Hani pop müzik çalan radyo ve müzik kanalları, sanat, halk ya da arabesk şarkıları çalmazdı?
Söz konusu Tarkan olunca işin rengi değişti...
Burnundan kıl aldırmayan pop radyoları, dibine kadar sanat müziği olan Tarkan’ın albümünü sabah akşam çalıyor.
E hani sanat müziği çalmazdınız?
Bugüne kadar çalmadığınız şarkıcıların günahı ne?
Tarkan bu şarkılarına klip çekse pop müzik kanalları onu da yayınlar.
İddia ediyorum arabesk albümü yapsa, pop müzik radyoları onları da çalar.
Not 1: Gördüğüm kadarıyla bir tek Power grubu yayın çizgisine sadık kalıp Tarkan’a iltimas göstermiyor. Sanat müziği şarkılarını çalmıyor.
Not 2: Ben Tarkan’ın şarkılarının çalınmasından yanayım, umarım diğer sanatçıların pop dışı şarkılarına da esneklik sağlar bu durum.
Bodrum sahiline, İslam Tanıtım Merkezi olacak iş mi
Bodrum Ortakent’in en güzel sahillerinden birine, Camel Beach’e Diyanet İşleri Başkanlığı İslam Tanıtım Merkezi’ne yapma kararı almış.
Şimdi nedir bu?
Oraya yapılacak bina mıdır Allah’ınızı severseniz?
Çünkü birilerinin kafasında Bodrum sadece nedir...

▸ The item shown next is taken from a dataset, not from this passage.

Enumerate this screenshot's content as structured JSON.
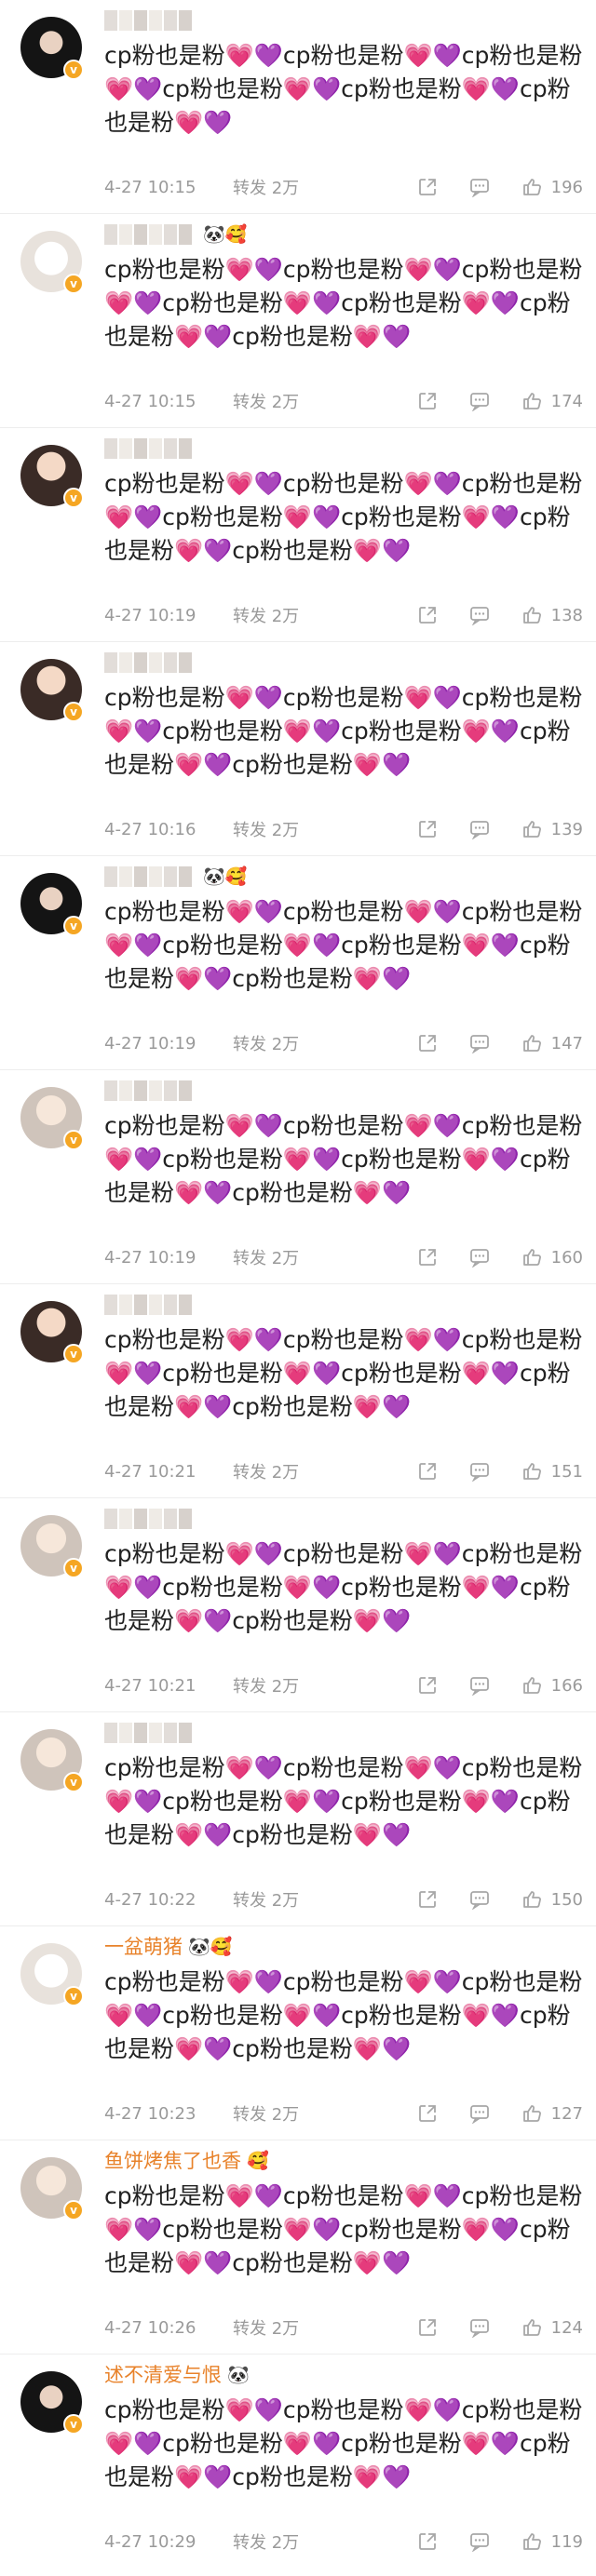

Eğlencenin tam gaz sürdüğü, içkinin su gibi aktığı, bikinili kadınların dolandığı bir yerdir...
İşte rövanşist duygu dediğim bu...
İlla orada da ‘bir şey’ olacak. Öyleyse kurun Bodrum’un en güzel sahiline İslam Tanıtım Merkezi’ni...
Kurmayın diyen mi var, böyle bir ihtiyaç varsa, Bodrum yarımadasında bu binanın dikileceği yer mi yok? İlla o en güzel sahil midir, tek yer...
İşte Bodrum Belediye Başkanı Mehmet Kocadon söylüyor: “Ankara’dan karar almayın, gelin tartışalım, kurmayın demiyoruz” diyor... Ama yerel yöneticilere danışan bile yok.
Karar verildi!
Kurulacak! Bitti!
İşte o sahil de sembol bir bina uğruna gitti!
Sen nerede yaşıyorsun birader
Salı öğlen Anadolu yakasında işimi bitirdim, Fatih Belediye Başkanı Mustafa Demir’le buluşmaya gideceğim.
Boğaz Köprüsü adım ilerlemiyor.
Öğrendik ki, terör şüphelisi araç yüzündenmiş.
Tüm gün plan altüst oldu, Başkan’la randevumu da kaçırdım, ondan sonraki Antalya uçağımı da...
Terör olaylarından ve dünyadan bi’haber bir şoför yüzünden bütün şehir öğleden sonrayı diken üstünde geçirdi.
Sonunda arabasının patladığıyla kaldı.
O da ona iyi bir ders oldu...
Yavuz Bingöl yine tehlikeli sularda
Geçen gece TRT’de Atletico-PSV maçını izlerken “Sevda Kuşun Kanadında” adlı bir dizinin tanıtımına denk geldim.
Baktım Yavuz Bingöl oynuyor.
Baktım sağcılar-solcular çatışıyor, baktım dönem dizisi.
Sonra internetten konusunu öğrendim.
68 kuşağını anlatıyormuş...
Gençlerin, dönemin egemen güçleri tarafından nasıl manipüle edildiğini, sağ-sol çatışmasına girmek istemeyen bir avuç gencin provakasyonlara direnişini ele alıyormuş.
Eyvah dedim, Yavuz Bingöl yine tehlikeli sularda...
Malum dönem dizisi çekmek, hele sağ-sol çatışmalarının aktarıldığı bir dönemi çekmek risklidir, kimseye yaranamazsın...
Dikkat et Yavuz, bu kez de solcuları kötü gösteriyor diye solcu arkadaşlarından dayak yiyebilirsin.